One possible explanation for the overall increase in pediatric melanoma cases is increased awareness. There has been a rise in pediatric patients having unusual moles biopsied, owing to this increased awareness.

“More of these moles are being biopsied, and more questionable lesions are being put in front of pathologists,” Dr. Sondak says.

‘Diagnostic uncertainty’

Pediatric melanoma represents a challenge to pathologists, and pathologists often label suspected melanoma in children as atypical melanocytic neoplasms, he says.

“Pathologists often have difficulty in definitively diagnosing melanoma in a child such as ‘atypical melanocytic neoplasms’ or ‘melanocytic tumor of uncertain biologic potential,’” Dr. Sondak says. “We have to understand it is a complex situation. There is a degree of diagnostic uncertainty about what the lesion is and how it will behave.”

Given the potential for uncertainty about the prognosis of pediatric melanoma and atypical melanocytic neoplasms, clinicians need to consider making treatment decisions based on what are the worst-case scenarios, Dr. Sondak says.

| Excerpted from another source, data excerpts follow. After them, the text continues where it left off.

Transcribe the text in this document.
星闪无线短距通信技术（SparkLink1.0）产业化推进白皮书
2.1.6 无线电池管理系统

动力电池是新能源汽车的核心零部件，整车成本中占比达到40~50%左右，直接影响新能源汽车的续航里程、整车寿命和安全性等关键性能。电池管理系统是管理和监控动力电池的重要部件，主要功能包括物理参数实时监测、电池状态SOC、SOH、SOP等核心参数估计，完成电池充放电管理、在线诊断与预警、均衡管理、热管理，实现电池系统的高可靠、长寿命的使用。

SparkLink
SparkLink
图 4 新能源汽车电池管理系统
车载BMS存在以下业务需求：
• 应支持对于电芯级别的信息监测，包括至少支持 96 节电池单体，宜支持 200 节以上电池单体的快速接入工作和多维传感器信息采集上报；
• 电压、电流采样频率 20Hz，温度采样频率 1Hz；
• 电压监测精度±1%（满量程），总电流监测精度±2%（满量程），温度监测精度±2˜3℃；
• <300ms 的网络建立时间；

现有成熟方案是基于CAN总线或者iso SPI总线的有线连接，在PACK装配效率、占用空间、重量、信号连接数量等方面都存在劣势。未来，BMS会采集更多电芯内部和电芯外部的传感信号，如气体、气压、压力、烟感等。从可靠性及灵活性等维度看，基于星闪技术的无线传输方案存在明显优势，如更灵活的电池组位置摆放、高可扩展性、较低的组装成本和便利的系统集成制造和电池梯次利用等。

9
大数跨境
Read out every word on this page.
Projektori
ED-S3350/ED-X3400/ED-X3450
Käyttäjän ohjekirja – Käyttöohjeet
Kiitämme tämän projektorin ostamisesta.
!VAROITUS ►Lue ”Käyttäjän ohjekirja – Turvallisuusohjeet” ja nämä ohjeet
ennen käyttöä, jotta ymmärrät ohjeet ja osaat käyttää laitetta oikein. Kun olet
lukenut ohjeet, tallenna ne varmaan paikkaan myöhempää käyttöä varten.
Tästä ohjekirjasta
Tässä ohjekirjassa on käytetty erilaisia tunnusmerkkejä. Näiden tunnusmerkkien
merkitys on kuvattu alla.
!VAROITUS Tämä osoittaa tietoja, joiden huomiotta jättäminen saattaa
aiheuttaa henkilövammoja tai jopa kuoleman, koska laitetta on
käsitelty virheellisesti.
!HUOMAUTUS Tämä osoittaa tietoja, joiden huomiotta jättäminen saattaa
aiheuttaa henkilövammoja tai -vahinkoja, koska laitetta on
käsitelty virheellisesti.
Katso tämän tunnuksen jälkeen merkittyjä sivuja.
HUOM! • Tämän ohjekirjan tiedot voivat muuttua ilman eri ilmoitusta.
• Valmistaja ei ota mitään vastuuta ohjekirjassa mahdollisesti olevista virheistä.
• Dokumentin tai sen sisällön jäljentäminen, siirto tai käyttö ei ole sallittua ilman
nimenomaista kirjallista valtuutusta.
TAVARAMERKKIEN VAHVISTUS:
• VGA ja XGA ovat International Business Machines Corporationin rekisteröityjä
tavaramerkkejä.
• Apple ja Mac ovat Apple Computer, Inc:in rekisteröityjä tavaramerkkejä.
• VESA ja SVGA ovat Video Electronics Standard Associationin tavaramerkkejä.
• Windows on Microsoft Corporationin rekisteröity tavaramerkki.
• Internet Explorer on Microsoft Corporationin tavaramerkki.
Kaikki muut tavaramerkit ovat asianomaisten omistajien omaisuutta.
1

“We have seen some of the atypical tumors, where the pathologist cannot make a definitive diagnosis, lead to widespread metastatic disease or even death,” he says. “If we have an atypical skin lesion where melanoma that could potentially kill the child is in the differential diagnosis, then we will take precautions to deal with it that are basically the same as when a formal diagnosis of melanoma is rendered. That will mean removing the lesion with a margin of about 1 cm, and when appropriate, checking the sentinel lymph node.”

In some cases where a sentinel lymph node biopsy is not performed, regional nodal ultrasound would be performed, and the child would continue to be followed, Dr. Sondak says.

If the sentinel lymph node is positive, management is generally identical to that for an adult with stage 3 melanoma. Management could include doing a complete lymph node dissection and/or giving the patient interferon, according to Dr. Sondak.

“Children tolerate interferon better than adults tolerate it,” he says. "No one wants to over-treat, but the uncertainty (of a diagnosis) should be acknowledged and addressed head-on.”

Disclosures: Dr. Sondak reports no relevant financial interests.